Here are some tips he and other experts recommend if you’re nearing retirement or are already retired.

1. Rebalance your portfolio

In bear markets, one of the first steps to take is to rebalance your assets to maintain the correct allocation of stocks, bonds and cash. This means reducing your exposure to volatile stocks and moving more money into stable assets like cash and bonds. You don’t want to get too conservative by parking all of your assets in cash, Parrot said. But when choosing stocks, focus on quality companies with strong business fundamentals, healthy balance sheets and steady earnings growth.

2. Boost your cash flow

Some financial planners recommend having at least two to three years of income set aside in the form of liquid assets such as cash, cash equivalents and short-term bonds that you can access during market downturns.

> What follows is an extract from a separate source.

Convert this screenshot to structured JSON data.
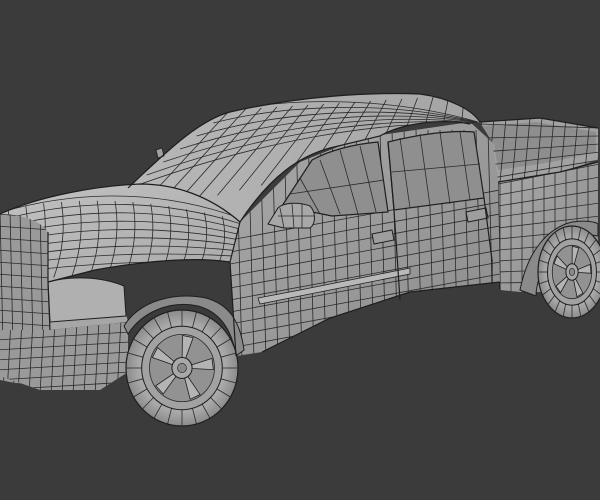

Certified Financial Planner Craig Toberman, founder of Toberman Wealth in St. Louis, told CNN Business he recommends shifting five years of income into liquid assets during bear markets. Say you have a portfolio of $1.25 million and want to withdraw $50,000 a year in retirement. In this case, you would want to keep $250,000 in cash. This strategy allows you to cash out during a bear market without having to sell stocks at a loss, Toberman said.

3. Leave your equity funds intact

In a recent column for AARP, financial author John Wagoner recommended that you avoid withdrawing money from stock funds during a bear market unless you have no other choice. The reason is that if you sell them at a low point, you leave yourself short of income to cover your losses.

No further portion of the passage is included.